10 Comics to Fill the Game of Thrones-Shaped Void in Your Life
Main Art by Esad Ribic/ Sana Takeda/ Jerome Opeña & Matt Hollingsworth
Whether you found last night’s Game of Thrones series finale to be a well-earned payoff to nearly a decade of dedicated viewing or you feel like your time was wasted harder than King’s Landing after a Drogon visit, any regular viewer of HBO’s A Song of Fire and Ice adaptation suddenly has a GoT-shaped void in their weekly media consumption. HBO is racing to fill it with upcoming spins on Watchmen and His Dark Materials, sure, but we have a different suggestion: why not pick up a comic book instead?
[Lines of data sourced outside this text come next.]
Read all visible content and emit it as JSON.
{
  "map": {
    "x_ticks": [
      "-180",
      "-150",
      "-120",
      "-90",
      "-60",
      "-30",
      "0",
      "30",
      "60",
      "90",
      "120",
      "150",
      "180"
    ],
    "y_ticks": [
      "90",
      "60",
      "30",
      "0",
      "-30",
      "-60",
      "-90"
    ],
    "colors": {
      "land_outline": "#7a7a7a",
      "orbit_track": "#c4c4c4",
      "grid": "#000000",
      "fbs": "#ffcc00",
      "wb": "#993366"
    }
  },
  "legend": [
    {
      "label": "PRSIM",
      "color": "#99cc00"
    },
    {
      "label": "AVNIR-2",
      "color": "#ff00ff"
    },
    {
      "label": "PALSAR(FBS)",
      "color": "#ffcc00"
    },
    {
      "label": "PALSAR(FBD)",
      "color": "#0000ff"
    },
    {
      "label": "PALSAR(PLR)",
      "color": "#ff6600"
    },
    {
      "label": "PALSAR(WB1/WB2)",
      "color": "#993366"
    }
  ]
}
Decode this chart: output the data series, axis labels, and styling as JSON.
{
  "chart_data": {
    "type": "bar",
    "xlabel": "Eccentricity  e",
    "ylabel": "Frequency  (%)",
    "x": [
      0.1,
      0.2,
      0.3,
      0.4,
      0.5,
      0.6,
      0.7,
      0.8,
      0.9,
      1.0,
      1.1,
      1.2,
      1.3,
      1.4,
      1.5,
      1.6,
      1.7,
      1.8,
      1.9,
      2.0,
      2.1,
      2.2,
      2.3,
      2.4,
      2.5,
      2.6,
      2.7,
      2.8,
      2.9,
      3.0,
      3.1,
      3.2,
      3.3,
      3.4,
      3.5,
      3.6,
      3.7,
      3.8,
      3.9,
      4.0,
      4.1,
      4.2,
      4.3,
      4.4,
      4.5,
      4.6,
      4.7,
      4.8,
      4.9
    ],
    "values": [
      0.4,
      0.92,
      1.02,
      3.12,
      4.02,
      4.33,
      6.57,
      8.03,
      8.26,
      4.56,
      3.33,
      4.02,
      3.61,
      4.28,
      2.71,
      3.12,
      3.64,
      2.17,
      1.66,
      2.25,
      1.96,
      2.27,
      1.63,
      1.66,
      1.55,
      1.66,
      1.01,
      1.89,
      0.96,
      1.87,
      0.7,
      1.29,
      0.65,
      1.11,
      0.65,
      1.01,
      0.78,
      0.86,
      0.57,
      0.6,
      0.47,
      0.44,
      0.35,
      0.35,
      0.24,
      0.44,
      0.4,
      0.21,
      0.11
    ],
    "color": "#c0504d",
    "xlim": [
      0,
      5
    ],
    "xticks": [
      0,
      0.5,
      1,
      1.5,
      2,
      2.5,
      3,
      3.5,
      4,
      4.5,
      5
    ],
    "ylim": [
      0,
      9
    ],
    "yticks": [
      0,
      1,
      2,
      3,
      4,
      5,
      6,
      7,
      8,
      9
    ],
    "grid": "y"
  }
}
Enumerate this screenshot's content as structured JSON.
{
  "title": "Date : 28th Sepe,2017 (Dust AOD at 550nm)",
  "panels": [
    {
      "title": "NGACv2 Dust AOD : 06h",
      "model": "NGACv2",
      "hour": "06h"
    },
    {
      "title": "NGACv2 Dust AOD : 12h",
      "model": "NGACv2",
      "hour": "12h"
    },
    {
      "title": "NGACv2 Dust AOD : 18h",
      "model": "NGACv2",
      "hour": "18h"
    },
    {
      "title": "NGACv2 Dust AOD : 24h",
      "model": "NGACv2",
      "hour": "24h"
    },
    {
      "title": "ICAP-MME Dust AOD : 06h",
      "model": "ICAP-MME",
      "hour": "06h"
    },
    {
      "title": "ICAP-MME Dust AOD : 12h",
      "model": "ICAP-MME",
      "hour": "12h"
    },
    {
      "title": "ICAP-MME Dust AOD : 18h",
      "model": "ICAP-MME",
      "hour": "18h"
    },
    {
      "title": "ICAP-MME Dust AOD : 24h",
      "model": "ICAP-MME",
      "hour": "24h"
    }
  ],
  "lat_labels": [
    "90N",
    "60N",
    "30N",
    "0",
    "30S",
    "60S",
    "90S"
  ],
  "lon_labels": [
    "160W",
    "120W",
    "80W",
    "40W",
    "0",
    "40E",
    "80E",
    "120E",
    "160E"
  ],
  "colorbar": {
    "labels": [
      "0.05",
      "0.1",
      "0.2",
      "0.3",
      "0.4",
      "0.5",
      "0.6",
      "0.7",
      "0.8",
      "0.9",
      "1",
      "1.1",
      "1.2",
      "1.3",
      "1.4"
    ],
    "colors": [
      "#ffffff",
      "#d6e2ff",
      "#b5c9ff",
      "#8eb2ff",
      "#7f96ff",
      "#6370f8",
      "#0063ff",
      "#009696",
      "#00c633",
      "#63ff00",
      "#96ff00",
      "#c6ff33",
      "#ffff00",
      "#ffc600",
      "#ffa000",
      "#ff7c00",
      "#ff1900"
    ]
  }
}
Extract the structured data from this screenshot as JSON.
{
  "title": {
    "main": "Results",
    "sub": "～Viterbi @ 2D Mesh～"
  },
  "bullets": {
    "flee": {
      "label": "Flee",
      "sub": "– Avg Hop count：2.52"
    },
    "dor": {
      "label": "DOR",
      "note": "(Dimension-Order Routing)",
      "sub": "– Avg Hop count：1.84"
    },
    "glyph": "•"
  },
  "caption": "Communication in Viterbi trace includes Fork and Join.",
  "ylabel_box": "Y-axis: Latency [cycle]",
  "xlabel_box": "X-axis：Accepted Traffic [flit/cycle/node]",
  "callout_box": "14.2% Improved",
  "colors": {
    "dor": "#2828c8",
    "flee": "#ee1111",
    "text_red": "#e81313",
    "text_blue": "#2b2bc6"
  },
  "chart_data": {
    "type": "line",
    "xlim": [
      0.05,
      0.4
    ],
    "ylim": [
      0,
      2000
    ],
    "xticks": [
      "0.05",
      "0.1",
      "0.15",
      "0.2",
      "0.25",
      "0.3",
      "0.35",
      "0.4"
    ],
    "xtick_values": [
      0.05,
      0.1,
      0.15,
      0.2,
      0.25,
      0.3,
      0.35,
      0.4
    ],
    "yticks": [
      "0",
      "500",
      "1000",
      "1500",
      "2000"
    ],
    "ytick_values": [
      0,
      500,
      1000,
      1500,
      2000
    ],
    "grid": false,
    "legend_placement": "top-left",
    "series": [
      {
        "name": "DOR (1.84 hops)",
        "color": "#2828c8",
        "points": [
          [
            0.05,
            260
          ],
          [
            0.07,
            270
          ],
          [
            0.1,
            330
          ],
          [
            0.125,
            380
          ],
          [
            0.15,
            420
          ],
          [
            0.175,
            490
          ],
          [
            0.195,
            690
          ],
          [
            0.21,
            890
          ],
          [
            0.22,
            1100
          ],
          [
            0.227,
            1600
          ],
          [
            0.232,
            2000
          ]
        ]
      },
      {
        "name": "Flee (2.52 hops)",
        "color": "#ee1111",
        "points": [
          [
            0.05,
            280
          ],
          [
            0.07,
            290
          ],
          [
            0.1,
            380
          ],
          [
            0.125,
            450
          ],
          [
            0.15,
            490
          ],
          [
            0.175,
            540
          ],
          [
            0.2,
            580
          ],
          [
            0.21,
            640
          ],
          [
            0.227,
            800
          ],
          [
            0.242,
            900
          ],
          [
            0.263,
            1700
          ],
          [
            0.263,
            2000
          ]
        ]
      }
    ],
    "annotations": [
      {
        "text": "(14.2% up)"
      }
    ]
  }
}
The 10 comics below all share key themes or approaches with George R.R. Martin’s tale of Starks, Lannisters and Targaryens, and all of them are waiting for you right now at your local comic shop, book store or preferred digital retailer. Just promise us you won’t lay waste to entire cities if you don’t end up liking our suggestions.
Coda
Writer: Simon Spurrier
Artist: Matías Bergara
Publisher: BOOM! Studios
Simon Spurrier has an established track record with the strange and unusual, from The Spire to Cry Havoc to The Dreaming, the crown jewel of DC Comics’ Sandman Universe. In the pages of BOOM! Studios series Coda, Spurrier teams with Cannibal artist Matías Bergara for another strange adventure, this time a high-fantasy tale of the post-magic apocalypse—a glorious world of elves, bards and dragons laid to waste by a bizarre catastrophe. Spurrier and Bergara deliver a surreal mix of strange faces and places that blends the over-the-top fantasy aesthetics of Dungeons & Dragons with the ecological wastelands of Mad Max, complete with Spurrier’s unmistakable flair for clever dialogue and a surly hero whose intentions are often just as bad as his attitude. Bergara in particular does stunning color work; the world of Coda feels warm and vibrant and weirdly inviting despite the circumstances, and remains engaging even in its gruesome moments. If you liked GoT’s occasional overtures at dark humor, Coda may be the fantasy pick for you. C.K. Stewart & Steve Foxe
Conan the Barbarian
Writer: Jason Aaron
Artists: Mahmud Asrar & Gerardo Zaffino
Publisher: Marvel Comics
Robert E. Howard’s Cimmerian warrior has persisted far beyond most of his pulp peers, with a storied Marvel Comics run decades ago and a full 15 years of adventures at Dark Horse Comics, and now some of Marvel’s biggest creators are starting the saga all over again, just in time for aimless Game of Thrones fans to jump over. It’s impressive that Jason Aaron even has barbarian stories left to tell, after an era-defining run on Thor and an all-too-brief sojourn to The Goddamned, but Conan feels like Aaron unchained, lifted up by stellar work from regular artist Mahmud Asrar (one of the few interior artists who could stand up against the sheer awe of Esad Ribic’s painted covers) and guest artist Gerardo Zaffino. The core Conan title is a series of standalone outings linked by an evil plot and prophecy, and while it lacks the expansive cast of GoT, it has a similarly lived-in, brutal fantasy world, where danger and death lurk around every corner. Marvel also has Savage Sword of Conan and Age of Conan: Bêlit, Queen Of The Black Coast filling out shelves, if one taste isn’t enough for you.
Eternal
Writer: Ryan K. Lindsay
Artist: Eric Zawadzki
Publisher: Black Mask Studios
Eternal is a special book. Written by Beautiful Canvas co-creator Ryan K. Lindsay, drawn and lettered by The Dregs breakthrough artist Eric Zawadzki and colored by Rednecks colorist Dee Cunniffe, Eternal tells the story of an isolated band of shieldmaidens who refuse to cede their land to invading men, and of their leader who will stop at nothing to preserve her way of life—or avenge it. If you think you’ve read this Viking story before, you haven’t—or at least not executed on the level at which Zawadzki and crew operate. Eternal was publisher Black Mask Studios’ first entry into the original graphic novel format, with a page count that allows Lindsay, Zawadzki and Cunniffe to orchestrate a symphony of snowy violence and Viking vengeance that demands its oversized space on your shelf. If you’re looking for a done-in-one reading commitment, Eternal should be your first pick. And if you desperately need more Vikings after this, consider Vertigo’s much longer Northlanders.